Les actions d'ici et d'ailleurs

Les actions d'ici et d'ailleurs

Cet épisode caniculaire a bien évidemment eu des échos au Canada et au Québec où nous connaissons aussi des épisodes caniculaires qui ont des impacts sur la qualité de vie de la population. D’ailleurs, chaque année on recense déjà plusieurs morts à cause de la chaleur excessive et ce tout particulièrement dans les grandes villes où les températures, la mauvaise qualité de l’air forment un cocktail dangereux pour la population et tout particulièrement pour les personnes à risques.

Pour faire face à l’augmentation des risques potentiels, le gouvernement du Québec a mis en place un programme doté d’un budget de 30 millions de dollars, dont l’objectif est de préparer les décideurs du réseau de la santé québécois aux augmentations anticipées des températures, mais aussi à tous les autres incidents climatiques extrêmes.
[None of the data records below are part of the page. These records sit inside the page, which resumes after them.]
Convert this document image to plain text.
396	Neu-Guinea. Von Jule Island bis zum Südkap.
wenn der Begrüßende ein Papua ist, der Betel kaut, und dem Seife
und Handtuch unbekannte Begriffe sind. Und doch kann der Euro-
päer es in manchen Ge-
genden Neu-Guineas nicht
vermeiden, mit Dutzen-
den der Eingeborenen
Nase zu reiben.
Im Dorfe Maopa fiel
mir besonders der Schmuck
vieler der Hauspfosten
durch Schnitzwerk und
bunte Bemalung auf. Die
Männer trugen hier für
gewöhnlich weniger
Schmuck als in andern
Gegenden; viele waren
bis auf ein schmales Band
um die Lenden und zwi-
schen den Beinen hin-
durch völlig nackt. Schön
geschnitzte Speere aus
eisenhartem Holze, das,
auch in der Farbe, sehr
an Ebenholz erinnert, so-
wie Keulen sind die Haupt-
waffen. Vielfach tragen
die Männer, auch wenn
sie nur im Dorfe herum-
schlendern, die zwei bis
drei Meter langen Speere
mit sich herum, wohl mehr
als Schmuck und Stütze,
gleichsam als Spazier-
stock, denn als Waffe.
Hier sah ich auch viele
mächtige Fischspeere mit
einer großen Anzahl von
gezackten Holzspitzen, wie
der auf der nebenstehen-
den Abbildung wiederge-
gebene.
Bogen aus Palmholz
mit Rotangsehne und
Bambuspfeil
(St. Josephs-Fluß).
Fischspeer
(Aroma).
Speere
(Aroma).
Parallèlement à cela, les principales villes, comme Montréal, ont développé leur propre « plan chaleur ». La municipalité émet des alertes publiques conseillant aux Montréalais de ne pas s’exposer trop longtemps et inutilement au Soleil et de boire beaucoup d’eau. Les policiers et les pompiers font du porte-à-porte pour repérer les personnes âgées ou vulnérables. Les heures d’ouverture des piscines publiques et des bâtiments municipaux équipés de climatiseurs sont prolongées pour permettre aux citoyens d’aller se rafraîchir.

Source: FreeDigitalPhotos.net

Selon les études menées par les responsables du secteur de la santé, et tout particulièrement par le Docteur Pierre Gosselin, coordonnateur des sciences du changement climatique à l’Institut national de santé publique du Québec (INSPQ), en raison de l’augmentation des températures il faut s’attendre à une augmentation des crises cardiaques et des cardiopathies ainsi que des maladies cardiaques et respiratoires du fait d’une présence de plus en plus fréquente du Smog.

Selon les projections, à partir de 2020, la température moyenne à Montréal devrait avoir augmenté de 1,5°C par rapport à celle que l’on connaît aujourd’hui. De 88 à 102 Montréalais pourraient mourir tous les ans dans la ville à cause de la chaleur. Cette chaleur pourrait coûter 1,6 milliard par an de dépenses en santé et en perte de productivité. Et chaque augmentation supplémentaire des températures va avoir de nouveaux impacts et des conséquences de plus en plus dramatiques pour de plus en plus de personnes.